Ten months ago, the results of large clinical trials seemed far too good to be true: two messenger RNA vaccines reduced symptomatic cases of COVID-19 by more than 90% in almost all groups that obtained them.
Now, over time, subtle differences arise between the Pfizer Inc.-BioNTech SE and Moderna Inc. vaccines. A small American study found declining levels of antibodies with the Pfizer vaccine, particularly in a larger group of people. And a larger study in Belgium found that the Modern shot can generate more antibodies than Pfizer.
But what all this means in the real world is still unclear. Although hundreds of millions of doses of vaccines have been administered worldwide, researchers continue to work to understand the nuances of how long their protection lasts and how it differs from person to person.
Getting answers to these questions is a crucial step in determining who may need a booster shot, especially when it comes to older people and people with weakened immune systems. The most infectious delta variant, the rise of which has coincided with slight declines in vaccine effectiveness, has raised stakes and led governments to begin deploying a third dose of the shots. The U.S. Food and Drug Administration will hear public arguments on Sept. 17 about whether or not to proceed with booster shots of the Pfizer vaccine.
Much of the focus has been on antibody levels, which serve as one of the foremost defenses of the immune system. One theory about Moderna’s vaccine is that it creates more of these antibodies because it uses a larger dose and both doses are given over a one-week period longer than Pfizer’s.
But antibodies are only one component of immunity and it is unclear if they are the most important, especially in the long run.
“Do we know a level of antibodies that protects against COVID? The simple answer is that we don’t know yet, “Paul Burton, Moderna’s chief medical officer, told reporters on Friday. However, data from Moderna’s trial show a third shot six months after the second increases antibody levels “up to this comfort zone” above the levels seen in the initial trial in the final phase.
Immune memory
Along with shorter antibodies, COVID-19 vaccines also trigger what is essentially a long-term memory in the immune system. This memory appears to increase and improve antibody production against the variant over time. This long-term protection, which includes what are known as T cells and memory B cells, is more difficult to measure in the laboratory than antibodies. But it is believed to play an important role in the prevention of serious illnesses and hospitalizations.
But less than a year into the vaccine campaign, much of the research has focused on antibodies derived from the vaccine, which help to target an invasive pathogen and mark it to attack the rest of the system. immune.

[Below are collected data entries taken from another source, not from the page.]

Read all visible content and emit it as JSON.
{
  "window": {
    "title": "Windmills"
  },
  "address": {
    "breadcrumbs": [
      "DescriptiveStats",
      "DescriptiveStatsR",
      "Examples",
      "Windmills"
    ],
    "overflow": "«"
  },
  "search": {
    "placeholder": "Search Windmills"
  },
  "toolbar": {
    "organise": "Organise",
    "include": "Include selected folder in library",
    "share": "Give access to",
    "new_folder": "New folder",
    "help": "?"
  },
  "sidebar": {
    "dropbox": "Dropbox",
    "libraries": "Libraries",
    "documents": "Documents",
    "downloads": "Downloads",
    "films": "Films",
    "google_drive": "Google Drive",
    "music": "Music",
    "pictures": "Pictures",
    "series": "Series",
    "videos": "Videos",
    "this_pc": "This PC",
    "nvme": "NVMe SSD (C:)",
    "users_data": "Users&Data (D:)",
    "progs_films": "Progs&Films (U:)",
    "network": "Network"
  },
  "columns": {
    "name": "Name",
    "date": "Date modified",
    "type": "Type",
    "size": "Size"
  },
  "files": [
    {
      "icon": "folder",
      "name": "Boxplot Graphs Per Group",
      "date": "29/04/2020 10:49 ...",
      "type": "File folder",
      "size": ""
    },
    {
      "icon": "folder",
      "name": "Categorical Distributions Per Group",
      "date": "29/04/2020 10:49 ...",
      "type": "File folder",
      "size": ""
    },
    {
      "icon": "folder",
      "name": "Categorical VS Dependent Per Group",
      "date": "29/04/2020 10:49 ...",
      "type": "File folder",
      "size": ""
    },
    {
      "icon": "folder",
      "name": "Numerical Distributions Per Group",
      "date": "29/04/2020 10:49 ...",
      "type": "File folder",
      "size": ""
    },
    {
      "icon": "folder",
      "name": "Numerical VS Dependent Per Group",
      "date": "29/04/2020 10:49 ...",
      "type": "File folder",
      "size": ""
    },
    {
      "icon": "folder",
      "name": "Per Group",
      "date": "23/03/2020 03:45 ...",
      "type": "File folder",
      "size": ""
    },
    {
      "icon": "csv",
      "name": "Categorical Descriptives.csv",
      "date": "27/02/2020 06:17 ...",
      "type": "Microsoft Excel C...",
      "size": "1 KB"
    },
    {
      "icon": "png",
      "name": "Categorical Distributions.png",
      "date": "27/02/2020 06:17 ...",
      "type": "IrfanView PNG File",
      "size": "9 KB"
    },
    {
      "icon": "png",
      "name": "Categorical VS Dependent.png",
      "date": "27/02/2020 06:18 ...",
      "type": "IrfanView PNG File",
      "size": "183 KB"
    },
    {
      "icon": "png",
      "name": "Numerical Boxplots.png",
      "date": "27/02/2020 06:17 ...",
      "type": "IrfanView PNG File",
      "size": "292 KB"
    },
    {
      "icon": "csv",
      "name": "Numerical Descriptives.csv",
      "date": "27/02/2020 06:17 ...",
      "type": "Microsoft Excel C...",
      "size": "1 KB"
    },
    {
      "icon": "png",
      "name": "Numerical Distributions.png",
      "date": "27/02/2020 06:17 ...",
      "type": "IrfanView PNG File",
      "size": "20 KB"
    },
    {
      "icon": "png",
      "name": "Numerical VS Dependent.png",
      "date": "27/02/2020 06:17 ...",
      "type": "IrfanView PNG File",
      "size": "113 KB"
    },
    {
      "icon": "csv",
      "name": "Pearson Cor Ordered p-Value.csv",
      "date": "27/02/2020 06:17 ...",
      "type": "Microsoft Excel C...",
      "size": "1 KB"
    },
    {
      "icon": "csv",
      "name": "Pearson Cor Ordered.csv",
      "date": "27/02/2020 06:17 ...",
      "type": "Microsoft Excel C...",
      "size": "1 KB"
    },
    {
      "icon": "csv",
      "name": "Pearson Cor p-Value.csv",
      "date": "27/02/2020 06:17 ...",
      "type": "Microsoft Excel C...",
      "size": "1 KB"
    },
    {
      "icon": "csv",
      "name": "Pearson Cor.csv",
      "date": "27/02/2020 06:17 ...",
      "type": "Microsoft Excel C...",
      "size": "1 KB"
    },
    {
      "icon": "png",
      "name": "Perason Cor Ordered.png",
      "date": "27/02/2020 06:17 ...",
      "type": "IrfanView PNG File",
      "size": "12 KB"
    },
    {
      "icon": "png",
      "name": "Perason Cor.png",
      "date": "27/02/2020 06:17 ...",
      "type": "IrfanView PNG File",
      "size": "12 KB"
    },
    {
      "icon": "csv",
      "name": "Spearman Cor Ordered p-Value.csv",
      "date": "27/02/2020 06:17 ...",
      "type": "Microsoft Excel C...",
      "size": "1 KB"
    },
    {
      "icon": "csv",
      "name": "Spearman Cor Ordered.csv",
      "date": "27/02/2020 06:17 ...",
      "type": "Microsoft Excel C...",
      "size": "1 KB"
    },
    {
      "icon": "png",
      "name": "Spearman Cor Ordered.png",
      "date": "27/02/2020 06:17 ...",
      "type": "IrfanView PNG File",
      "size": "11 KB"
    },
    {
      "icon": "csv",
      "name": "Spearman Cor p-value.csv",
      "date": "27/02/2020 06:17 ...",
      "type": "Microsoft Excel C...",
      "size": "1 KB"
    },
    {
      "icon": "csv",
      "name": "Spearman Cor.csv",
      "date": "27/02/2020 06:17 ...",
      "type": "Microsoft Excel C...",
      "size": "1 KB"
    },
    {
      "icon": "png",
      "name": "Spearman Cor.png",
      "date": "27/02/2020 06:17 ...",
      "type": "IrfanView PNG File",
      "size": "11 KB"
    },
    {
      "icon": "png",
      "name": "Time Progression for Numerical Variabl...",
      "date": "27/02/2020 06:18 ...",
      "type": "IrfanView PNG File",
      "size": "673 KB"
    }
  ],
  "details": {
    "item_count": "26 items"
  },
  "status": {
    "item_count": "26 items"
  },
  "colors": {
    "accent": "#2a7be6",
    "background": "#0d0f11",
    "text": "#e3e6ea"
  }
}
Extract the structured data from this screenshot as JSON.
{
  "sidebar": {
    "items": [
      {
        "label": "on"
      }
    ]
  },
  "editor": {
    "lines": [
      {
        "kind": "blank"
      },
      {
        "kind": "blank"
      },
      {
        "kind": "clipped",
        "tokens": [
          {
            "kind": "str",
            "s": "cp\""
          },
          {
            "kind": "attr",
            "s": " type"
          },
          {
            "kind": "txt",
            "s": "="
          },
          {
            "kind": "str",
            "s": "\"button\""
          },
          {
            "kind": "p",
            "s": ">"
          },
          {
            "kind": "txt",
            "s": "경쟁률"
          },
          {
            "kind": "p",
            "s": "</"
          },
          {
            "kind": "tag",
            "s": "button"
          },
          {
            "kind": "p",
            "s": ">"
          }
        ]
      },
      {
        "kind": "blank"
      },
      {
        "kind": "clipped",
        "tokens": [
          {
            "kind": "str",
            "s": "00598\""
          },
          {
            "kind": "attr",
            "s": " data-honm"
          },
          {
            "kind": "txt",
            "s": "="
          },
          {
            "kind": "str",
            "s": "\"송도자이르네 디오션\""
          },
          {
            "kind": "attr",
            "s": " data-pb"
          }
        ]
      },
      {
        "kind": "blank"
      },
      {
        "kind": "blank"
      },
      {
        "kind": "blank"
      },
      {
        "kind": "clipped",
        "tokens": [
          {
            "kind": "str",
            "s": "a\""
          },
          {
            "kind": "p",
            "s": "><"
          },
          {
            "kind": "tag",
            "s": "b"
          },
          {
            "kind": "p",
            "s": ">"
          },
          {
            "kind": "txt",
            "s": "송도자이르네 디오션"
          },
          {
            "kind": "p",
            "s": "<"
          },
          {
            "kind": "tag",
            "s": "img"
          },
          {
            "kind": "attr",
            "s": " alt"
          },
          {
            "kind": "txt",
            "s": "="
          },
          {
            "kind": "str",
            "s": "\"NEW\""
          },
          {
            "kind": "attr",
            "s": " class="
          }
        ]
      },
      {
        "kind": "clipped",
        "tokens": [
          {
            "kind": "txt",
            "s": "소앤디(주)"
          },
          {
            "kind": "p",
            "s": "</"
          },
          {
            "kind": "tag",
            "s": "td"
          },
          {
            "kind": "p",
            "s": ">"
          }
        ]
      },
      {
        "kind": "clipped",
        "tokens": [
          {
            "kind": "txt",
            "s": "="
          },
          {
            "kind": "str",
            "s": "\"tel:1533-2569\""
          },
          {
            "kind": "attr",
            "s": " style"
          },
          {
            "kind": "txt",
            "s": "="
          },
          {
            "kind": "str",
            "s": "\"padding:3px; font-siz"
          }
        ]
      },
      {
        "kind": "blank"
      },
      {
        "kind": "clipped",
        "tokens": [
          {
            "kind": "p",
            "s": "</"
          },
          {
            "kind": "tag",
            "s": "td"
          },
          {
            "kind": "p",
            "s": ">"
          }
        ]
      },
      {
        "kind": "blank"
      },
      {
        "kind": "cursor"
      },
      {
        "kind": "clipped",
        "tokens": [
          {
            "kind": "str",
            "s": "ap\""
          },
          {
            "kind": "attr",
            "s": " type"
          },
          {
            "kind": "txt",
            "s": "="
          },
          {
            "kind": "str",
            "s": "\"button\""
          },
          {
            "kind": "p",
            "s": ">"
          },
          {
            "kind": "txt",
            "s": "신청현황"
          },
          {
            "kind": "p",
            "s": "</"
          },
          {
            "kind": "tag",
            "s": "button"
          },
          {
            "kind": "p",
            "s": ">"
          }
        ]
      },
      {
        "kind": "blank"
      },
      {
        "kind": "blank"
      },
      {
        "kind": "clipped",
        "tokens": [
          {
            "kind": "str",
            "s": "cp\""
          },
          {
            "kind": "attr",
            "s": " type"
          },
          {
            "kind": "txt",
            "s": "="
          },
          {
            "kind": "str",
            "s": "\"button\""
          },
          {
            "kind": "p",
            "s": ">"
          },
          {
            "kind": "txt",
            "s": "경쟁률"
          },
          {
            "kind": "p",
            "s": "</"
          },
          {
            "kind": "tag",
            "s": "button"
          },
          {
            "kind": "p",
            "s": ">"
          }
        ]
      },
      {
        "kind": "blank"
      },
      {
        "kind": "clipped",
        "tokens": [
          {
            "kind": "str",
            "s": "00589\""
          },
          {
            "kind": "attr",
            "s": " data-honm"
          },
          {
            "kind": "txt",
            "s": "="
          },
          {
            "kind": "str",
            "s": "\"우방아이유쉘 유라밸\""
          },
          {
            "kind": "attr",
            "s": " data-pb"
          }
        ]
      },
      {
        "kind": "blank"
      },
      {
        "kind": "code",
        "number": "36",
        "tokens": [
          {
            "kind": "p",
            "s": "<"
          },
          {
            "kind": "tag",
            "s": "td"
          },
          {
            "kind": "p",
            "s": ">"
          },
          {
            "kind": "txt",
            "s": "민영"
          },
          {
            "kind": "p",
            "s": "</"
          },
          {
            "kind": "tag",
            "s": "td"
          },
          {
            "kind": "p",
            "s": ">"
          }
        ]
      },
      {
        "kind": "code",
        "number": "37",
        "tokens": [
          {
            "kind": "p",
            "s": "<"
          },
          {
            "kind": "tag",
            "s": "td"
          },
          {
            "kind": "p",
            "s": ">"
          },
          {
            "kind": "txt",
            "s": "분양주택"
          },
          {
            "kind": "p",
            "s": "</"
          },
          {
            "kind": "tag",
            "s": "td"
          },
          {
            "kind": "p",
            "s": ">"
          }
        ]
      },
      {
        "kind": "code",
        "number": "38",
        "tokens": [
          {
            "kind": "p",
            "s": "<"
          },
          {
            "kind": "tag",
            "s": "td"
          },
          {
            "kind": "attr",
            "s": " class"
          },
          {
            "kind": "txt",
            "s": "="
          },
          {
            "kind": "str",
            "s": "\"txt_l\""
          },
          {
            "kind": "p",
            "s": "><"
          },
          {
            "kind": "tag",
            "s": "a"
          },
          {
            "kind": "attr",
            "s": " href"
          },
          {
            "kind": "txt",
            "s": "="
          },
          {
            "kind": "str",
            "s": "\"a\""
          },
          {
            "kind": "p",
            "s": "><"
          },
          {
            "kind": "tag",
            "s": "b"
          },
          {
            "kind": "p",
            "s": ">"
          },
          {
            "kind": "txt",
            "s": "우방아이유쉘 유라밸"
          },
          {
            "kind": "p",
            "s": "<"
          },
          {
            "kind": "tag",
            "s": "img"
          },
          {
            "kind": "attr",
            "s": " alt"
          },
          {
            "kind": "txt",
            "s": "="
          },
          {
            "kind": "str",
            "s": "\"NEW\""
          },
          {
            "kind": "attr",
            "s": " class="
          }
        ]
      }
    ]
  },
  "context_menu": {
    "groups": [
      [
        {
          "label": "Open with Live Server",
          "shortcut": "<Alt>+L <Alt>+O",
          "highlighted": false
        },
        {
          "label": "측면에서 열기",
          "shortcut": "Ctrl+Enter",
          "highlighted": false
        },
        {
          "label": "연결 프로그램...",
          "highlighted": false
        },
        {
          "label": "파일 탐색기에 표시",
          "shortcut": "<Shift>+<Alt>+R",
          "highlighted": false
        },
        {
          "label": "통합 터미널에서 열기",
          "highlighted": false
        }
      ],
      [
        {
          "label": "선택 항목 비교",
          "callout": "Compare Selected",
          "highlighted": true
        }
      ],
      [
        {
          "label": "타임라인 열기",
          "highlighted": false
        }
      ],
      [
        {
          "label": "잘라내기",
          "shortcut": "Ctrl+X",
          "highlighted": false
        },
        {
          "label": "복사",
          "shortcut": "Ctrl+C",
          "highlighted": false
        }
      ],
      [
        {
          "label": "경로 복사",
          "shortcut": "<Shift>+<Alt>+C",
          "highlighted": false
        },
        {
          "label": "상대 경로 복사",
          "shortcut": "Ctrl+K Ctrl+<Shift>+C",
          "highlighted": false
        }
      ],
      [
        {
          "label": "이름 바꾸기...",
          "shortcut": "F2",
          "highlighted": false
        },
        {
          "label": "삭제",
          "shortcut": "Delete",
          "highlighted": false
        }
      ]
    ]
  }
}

A small U.S. study examined a group of patients and nursing home staff who received two doses of the Pfizer vaccine. Antibody levels in both groups were found to decrease over time. But the study’s 120 residents, who had a mean age of 76, started with a much lower level of antibodies than younger staff.
For several months, “they end up in an even worse place,” said David Canaday, an infectious disease doctor and professor of medicine at Case Western Reserve University in Cleveland, Ohio, who led the study, which was published as prepress before publication in late August.
Two weeks after a second inoculation, neutralizing antibodies had fallen below the detection level in 16% of nursing home residents who had not had COVID-19 before their vaccinations. Six months after vaccination, 70% had extremely low levels. In contrast, only 16% of the 64 youngest caregivers had such scarce antibodies for six months, the study found.
“Protection will definitely fall a good amount with these levels of antibody loss,” Canaday said. But this loss is unlikely to mean zero protection.
A second study compared antibody levels in 167 University of Virginia health system officials immunized with the Modern or Pfizer vaccine. Antibody levels after the second vaccine were about 50 percent higher in people who received the Modern shot, researchers said Thursday in a letter to Jama Network Open.
Subtle differences
But when the researchers delved deeper, they found that the difference was mostly explained by a lower response to the Pfizer vaccine in people 50 and older, says Jeffrey Wilson, a University of Virginia immunologist and co-author of the study. With the Modern vaccine, the antibody response after two shots did not differ drastically by age group.
“There are probably subtle differences between Pfizer and Modern,” Wilson said. “It remains to be seen whether this has a clinically significant impact on virus protection.”
The University of Virginia’s finding is generally consistent with a larger study of more than 1,600 workers at a hospital in Belgium that found that people who received the Modern vaccine had, on average, twice the levels of antibodies. of those who received Pfizer. But the Belgian study, published Monday in the Journal of the American Medical Association, found that Moderna produced higher levels of antibodies in all age groups.
None of the studies measured whether fewer antibodies result in less protection over time. But as the delta variant has taken over, emerging data is increasingly showing a deterioration in the level of protection against vaccinations, leading to more reports of advanced infections in which a vaccinated person becomes ill.
Protection against serious illness and hospitalization – the most important health benefit of vaccination – has generally remained strong.
“We’re not seeing hospitals being filled with vaccinated people,” says Angela Rasmussen, a virologist with the University of Saskatchewan’s Vaccine and Infectious Diseases Organization in Saskatoon. “What we’re seeing is that most unvaccinated people continue to make up the majority of new cases.”